Assignments

Assignments are posted here as they are assigned. Not every week has an assignment; some weeks involve only in-class work. Refer to the Syllabus for the complete schedule.

Standing policy: All assignments are due by the beginning of the next class unless otherwise specified.


Week 1: R Programming with Swirl

Assigned: Feb. 02 Due: Feb. 09 (before class)

Complete the following Swirl R Programming lessons:

Lesson Topic
1 Basic Building Blocks
2 Workspace and Files
4 Vectors
6 Subsetting Vectors
7 Matrices and Data Frames
12 Looking at Data

How to complete:

  1. Open RStudio
  2. Type library(swirl) then swirl() in the console
  3. Select “R Programming” and work through each lesson listed above

Submission: You will confirm completion via an in-class poll at the start of Week 2. No screenshots or documentation required.

Week 2: R Programming & Orange Data Mining

Assigned: Feb. 09 Due: Feb. 16 (before class)

R Programming:

Complete DataCamp: Introduction to Text Analysis in R – Chapter 1: Wrangling Text.

Optional: Replicate the in-class Orange demo

For extra practice, replicate the in-class demo by loading the presidential speeches corpus into Orange Data Mining and exploring it with the Corpus widget.

Download the corpus from the Data & Scripts page.

Steps:

  1. Download the presidential speeches CSV from the Data page
  2. Add it to a subfolder in your repo (e.g., /data/president_speeches/)
  3. Commit and push via GitHub Desktop
  4. Open Orange Data Mining
  5. Add a Corpus widget and load the CSV from your data folder
  6. Explore the corpus – browse speeches, filter, search
  7. Save your workflow (.ows file)

Submission: Upload your .ows file and a screenshot of your Orange workflow to your GitHub repository.

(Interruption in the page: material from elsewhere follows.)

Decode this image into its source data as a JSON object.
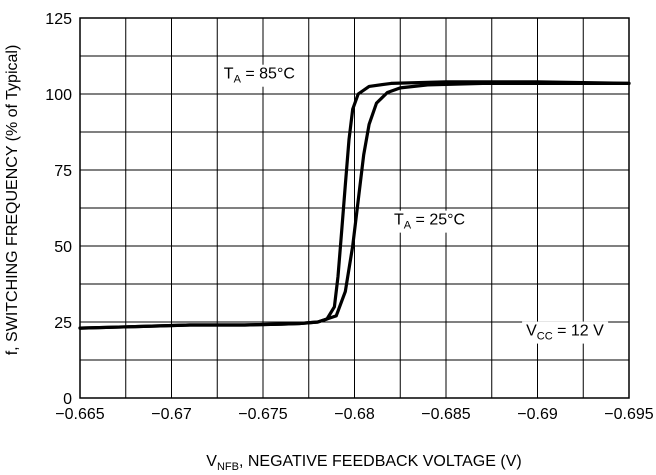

Week 3: Text Preprocessing Basics

Assigned: Feb. 16 Due: Feb. 23 (before class)

Required — R Programming:

Complete DataCamp: Introduction to R — Chapter 1 (Intro to Basics) and Chapter 2 (Vectors).

Optional — Preprocessing Practice (choose one or both):

Practice the full Korean text preprocessing pipeline on the presidential speeches corpus using Orange Data Mining, R, or both. To demonstrate your preprocessing, generate a word cloud from the result — this is a quick way to verify that your pipeline is working and producing meaningful output.

Option A: Orange Data Mining

Download the preprocessing script for your OS from the Data & Scripts page. Refer to the widget pipeline on the Presentations page (Orange column) for the full workflow.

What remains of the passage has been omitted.